Suspension of Routine Passport and Citizenship Services

The U.S. Department of State has suspended processing of routine passport and citizenship services. Until further notice, we are only able to issue limited validity emergency passports. Because of this suspension, we are unable to issue Consular Reports of Birth Abroad for infants and children. However, we can document the child’s citizenship with an emergency passport and strongly encourage families to apply for such documentation. To request an appointment for an emergency passport, please contact the Embassy or consulate nearest you for assistance.

Resources in Japan

Below are sources of local COVID-19 information in English. This list is not exhaustive:

U.S. citizens should closely monitor trusted local news sources and local authorities’ communications for updates and information.

The Japan National Tourism Organization maintains up-to-date information on screening and quarantine measures for travelers. It also operates a 24/7 visitor hotline, available in English. To call from Japan: 050-3816-2787; from overseas: +81-50-3816-2787.

The Japanese Ministry of Health, Labor and Welfare also has a 24/7 hotline at +81-3-3595-2176 with English-speaking operators, and has a Q&A on the new measures.

The Association of Medical Doctors of Asia Medical Information Center are operating a hotline to assist foreign nationals in Japan with questions about COVID-19. It is available from 10:00 to 17:00, and can be reached at 03-6233-9266. More information can be found here.

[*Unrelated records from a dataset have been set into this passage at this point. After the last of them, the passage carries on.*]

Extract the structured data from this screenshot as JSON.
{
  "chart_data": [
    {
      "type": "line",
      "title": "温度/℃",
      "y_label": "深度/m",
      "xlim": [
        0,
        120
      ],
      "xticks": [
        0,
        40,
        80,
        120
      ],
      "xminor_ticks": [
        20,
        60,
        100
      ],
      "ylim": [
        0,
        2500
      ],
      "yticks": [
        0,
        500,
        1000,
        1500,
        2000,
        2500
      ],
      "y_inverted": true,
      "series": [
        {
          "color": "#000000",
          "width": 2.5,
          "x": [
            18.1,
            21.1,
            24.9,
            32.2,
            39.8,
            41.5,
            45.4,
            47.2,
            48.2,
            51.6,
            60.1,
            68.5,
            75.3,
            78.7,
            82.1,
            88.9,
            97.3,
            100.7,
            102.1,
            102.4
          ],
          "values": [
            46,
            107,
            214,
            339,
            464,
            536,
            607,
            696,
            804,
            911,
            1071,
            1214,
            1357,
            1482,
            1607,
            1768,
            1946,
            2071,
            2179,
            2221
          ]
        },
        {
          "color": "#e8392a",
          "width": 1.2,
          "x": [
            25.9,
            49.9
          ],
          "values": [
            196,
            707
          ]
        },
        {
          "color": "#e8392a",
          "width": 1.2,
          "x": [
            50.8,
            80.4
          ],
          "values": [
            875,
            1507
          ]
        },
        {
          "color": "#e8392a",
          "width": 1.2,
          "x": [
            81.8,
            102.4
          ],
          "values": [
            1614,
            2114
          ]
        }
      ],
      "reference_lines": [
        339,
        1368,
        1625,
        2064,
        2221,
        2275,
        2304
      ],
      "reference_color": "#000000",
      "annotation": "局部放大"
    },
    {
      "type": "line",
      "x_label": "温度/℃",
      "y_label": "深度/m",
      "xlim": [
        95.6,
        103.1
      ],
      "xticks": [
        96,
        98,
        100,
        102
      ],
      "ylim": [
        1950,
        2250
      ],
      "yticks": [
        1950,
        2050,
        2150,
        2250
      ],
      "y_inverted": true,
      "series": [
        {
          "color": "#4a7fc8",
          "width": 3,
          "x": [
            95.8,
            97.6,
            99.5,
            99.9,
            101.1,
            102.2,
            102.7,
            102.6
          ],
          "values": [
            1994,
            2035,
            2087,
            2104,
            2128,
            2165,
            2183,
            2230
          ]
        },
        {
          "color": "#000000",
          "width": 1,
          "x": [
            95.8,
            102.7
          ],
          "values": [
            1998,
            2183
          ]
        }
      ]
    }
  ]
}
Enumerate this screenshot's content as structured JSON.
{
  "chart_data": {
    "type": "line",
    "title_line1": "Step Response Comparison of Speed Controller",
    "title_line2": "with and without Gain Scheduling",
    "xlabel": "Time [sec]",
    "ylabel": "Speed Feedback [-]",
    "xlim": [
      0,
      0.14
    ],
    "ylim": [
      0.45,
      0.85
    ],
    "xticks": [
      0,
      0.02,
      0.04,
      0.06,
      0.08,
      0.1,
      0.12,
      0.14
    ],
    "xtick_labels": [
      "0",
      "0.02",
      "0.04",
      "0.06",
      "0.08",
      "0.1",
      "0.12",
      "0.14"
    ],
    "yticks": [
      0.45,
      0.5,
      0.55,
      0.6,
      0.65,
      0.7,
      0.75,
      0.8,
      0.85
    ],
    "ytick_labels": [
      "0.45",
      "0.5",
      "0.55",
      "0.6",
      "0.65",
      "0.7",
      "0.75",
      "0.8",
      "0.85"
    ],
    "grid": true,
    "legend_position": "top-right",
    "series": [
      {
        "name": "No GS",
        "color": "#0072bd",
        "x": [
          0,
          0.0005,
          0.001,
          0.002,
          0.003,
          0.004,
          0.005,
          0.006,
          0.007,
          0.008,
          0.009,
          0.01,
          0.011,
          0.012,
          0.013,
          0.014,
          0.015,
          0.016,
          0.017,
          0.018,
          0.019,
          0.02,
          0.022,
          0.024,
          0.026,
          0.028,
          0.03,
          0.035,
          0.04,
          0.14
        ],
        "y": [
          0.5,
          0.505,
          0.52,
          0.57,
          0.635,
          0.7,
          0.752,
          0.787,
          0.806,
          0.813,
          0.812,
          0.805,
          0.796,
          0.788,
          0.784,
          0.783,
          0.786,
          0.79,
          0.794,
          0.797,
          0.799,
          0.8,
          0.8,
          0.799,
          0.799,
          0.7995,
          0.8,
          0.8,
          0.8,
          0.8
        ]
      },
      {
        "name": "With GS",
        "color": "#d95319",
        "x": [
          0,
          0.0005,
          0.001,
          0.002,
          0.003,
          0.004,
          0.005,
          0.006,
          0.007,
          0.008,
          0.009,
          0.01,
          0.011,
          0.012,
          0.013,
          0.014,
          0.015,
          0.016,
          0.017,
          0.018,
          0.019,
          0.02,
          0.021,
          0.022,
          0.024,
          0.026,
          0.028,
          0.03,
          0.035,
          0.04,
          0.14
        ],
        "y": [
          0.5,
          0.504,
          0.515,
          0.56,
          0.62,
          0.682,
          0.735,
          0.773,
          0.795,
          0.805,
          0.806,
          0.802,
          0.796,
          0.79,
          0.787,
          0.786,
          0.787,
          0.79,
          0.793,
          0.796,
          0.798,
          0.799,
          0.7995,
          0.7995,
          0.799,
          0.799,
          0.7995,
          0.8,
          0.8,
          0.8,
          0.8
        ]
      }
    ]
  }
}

The Tokyo Metropolitan Government launched a multilingual call center on COVID-19 for foreign residents. They can be reached by phone from 10:00 to 17:00, Monday through Friday, at 0120-296-004. Callers should note that the initial recording is in Japanese, but if you hold the line you can be assisted in English.

Global Level 4 Health Advisory – Do Not Travel: The Department of State has issued a Global Level 4 Health Advisory for COVID-19.

CDC Travel Notice for Japan: On March 21, U.S. Centers for Disease Control and Prevention (CDC) issued a Level 3 Warning (Avoid Nonessential Travel) for COVID-19 in Japan.